At a step that clusters sequences A and B in UPGMA,
d(C,AB) = 0.5 * ( d(A,C) + d(B,C) )
but we use a variant of UPGMA like this:
d(C,AB) = x * 0.5 * ( d(A,C) + d(B,C) ) + (1-x) * min( d(A,C), d(B,C) )
The x value is arbitrarily set to 0.1. This works well in handling fragment sequences from
the following reason.
For simplicity, let us consider distance d() calculated from
an alignment consisting of two alphabets (denoted by - and =) and gaps (denoted by spaces)
like this:
A. -------------------------=======-----
B. =======
C. -------=------------
D. ==-=------=--=--==--------==-=-=-----
where B is a fragment sequences of A (%id=100),
C is a fragment closely related to A, and
D is distantly related to A-C.
An appropriate clustering order is
(((A,B),C),D).
In the initial distance matrix,
d(A,B) is 0, d(A,C) is a small value,
and d(B,C) is a large value because B is not homologous to C.
A and B are clustered in the first step, as d(A,B)=0.
In the UPG method, the distance between C and cluster AB is
d(C,AB) = 0.5*( d(A,C) + d(B,C) ).
d(C,AB) is a large value because of d(B,C).
It may be larger than d(D,AB) and d(C,D) in the worst case.

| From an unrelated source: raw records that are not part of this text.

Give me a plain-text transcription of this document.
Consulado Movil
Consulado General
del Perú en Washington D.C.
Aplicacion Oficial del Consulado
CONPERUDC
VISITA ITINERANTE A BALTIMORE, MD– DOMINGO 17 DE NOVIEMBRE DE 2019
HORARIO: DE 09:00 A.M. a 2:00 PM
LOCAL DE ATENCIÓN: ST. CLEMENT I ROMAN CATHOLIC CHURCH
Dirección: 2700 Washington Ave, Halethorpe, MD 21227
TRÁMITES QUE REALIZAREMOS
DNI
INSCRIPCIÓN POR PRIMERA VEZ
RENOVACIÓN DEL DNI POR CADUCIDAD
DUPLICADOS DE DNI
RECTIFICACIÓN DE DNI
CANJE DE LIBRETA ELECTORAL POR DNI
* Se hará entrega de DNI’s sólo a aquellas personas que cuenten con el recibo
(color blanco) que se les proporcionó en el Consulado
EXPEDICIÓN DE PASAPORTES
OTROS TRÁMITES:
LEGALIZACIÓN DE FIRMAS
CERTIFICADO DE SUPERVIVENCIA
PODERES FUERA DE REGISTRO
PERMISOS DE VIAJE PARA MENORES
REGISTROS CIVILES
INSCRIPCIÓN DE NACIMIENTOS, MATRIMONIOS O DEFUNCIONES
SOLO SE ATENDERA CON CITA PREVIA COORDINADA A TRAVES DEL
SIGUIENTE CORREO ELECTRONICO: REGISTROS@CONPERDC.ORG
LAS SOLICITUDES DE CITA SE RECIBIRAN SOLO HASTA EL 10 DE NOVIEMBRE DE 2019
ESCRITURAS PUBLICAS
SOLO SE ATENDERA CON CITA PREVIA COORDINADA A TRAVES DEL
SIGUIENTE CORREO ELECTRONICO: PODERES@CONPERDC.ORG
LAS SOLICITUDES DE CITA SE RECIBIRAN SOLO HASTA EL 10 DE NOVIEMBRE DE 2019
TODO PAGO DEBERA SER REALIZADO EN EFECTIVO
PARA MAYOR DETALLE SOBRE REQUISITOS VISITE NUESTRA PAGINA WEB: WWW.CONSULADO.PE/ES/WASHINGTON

As a result, (AB,D) or (C,D) may be clustered in the second step
( ((A,B),D),C) or ((A,B),(C,D)) ).
To avoid these,
d(C,AB) is set to min( d(A,C), d(B,C) ) = d(A,C).
The above method works wrong on a situation like
A. -----=======-------------------------
B. =======
C. --------------------
D. --------------------
where d(A,B)=d(A,C)=d(A,D)=d(C,D)=0 and d(B,C)≠0.
As a guide tree,
((A,B),(C,D)) (1)
is desirable,
but depending on the input order,
(((A,B),C),D) (2)
might be selected under the above method,
because d(C,AB)=d(D,AB)=d(C,D)=0 after the first clustering.
To avoid (2), we use a UPG style distance in part.